Angiography cannot differentiate between vulnerable and stable plaques, which inform clinicians about a patient’s risk of rupture. Immuno-imaging with SPECT/CT could be a route for marking increased immune response at the site of high-risk vulnerable plaques, but there remain some complications, according to a study published Jan. 21 in Molecular Imaging .
A team of researchers including Leah C.J. Winkel, a PhD candidate at Erasmus Medical Center in Rotterdam, The Netherlands, worked from the premise that more macrophages are active in proximity to vulnerable plaques than those that are stable.
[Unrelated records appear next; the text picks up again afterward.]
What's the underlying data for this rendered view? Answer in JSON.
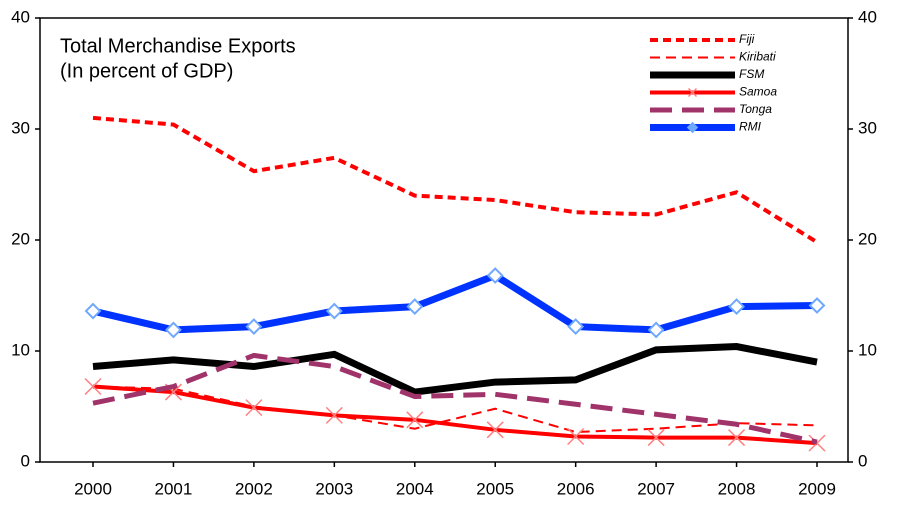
{
  "chart_data": {
    "type": "line",
    "title": "Total Merchandise Exports",
    "subtitle": "(In percent of GDP)",
    "categories": [
      "2000",
      "2001",
      "2002",
      "2003",
      "2004",
      "2005",
      "2006",
      "2007",
      "2008",
      "2009"
    ],
    "series": [
      {
        "name": "Fiji",
        "color": "#ff0000",
        "values": [
          31.0,
          30.4,
          26.2,
          27.4,
          24.0,
          23.6,
          22.5,
          22.3,
          24.3,
          19.8
        ]
      },
      {
        "name": "Kiribati",
        "color": "#ff0000",
        "values": [
          6.8,
          6.6,
          5.0,
          4.2,
          3.0,
          4.8,
          2.7,
          3.0,
          3.5,
          3.3
        ]
      },
      {
        "name": "FSM",
        "color": "#000000",
        "values": [
          8.6,
          9.2,
          8.6,
          9.7,
          6.3,
          7.2,
          7.4,
          10.1,
          10.4,
          9.0
        ]
      },
      {
        "name": "Samoa",
        "color": "#ff0000",
        "values": [
          6.8,
          6.3,
          4.9,
          4.2,
          3.8,
          2.9,
          2.3,
          2.2,
          2.2,
          1.7
        ]
      },
      {
        "name": "Tonga",
        "color": "#a0336a",
        "values": [
          5.3,
          6.8,
          9.6,
          8.6,
          5.9,
          6.1,
          5.2,
          4.3,
          3.4,
          1.8
        ]
      },
      {
        "name": "RMI",
        "color": "#0033ff",
        "values": [
          13.6,
          11.9,
          12.2,
          13.6,
          14.0,
          16.8,
          12.2,
          11.9,
          14.0,
          14.1
        ]
      }
    ],
    "ylim": [
      0,
      40
    ],
    "yticks": [
      0,
      10,
      20,
      30,
      40
    ],
    "y2lim": [
      0,
      40
    ],
    "y2ticks": [
      0,
      10,
      20,
      30,
      40
    ]
  }
}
“Macrophages are differentially activated between stable and vulnerable plaques and may provide a specific stable or vulnerable plaque marker,” wrote Winkel et al.
The researchers chose a novel technique of combining a folate biomarker combined with In-111 called In-111 EC0800 and evaluated its effectiveness for singling out vulnerable plaques by locking with folate receptors using preclinical SPECT/CT. Results of the study showed that tracer uptake was significant in both vulnerable and stable plaques, contrary to what was expected. In fact, when the scientists tested for uptake as well as plaque size, there was stronger uptake particularly in smaller, stable plaques.
“We demonstrated that In-111 EC0800 imaging detects both stable and vulnerable atherosclerotic plaques, suggesting that In-111 EC0800 is not a clear-cut marker for the detection of vulnerable plaques, in a mouse model for atherosclerosis,” wrote the authors. “However, combining folate-based imaging with imaging of plaque size might still be an interesting target for differentiating between stable and vulnerable plaques.”
Further research is required to understand whether stable plaques have more macrophage activity, contrary to what was once thought, or whether the macrophages in stable plaques simply have more folate receptor expression.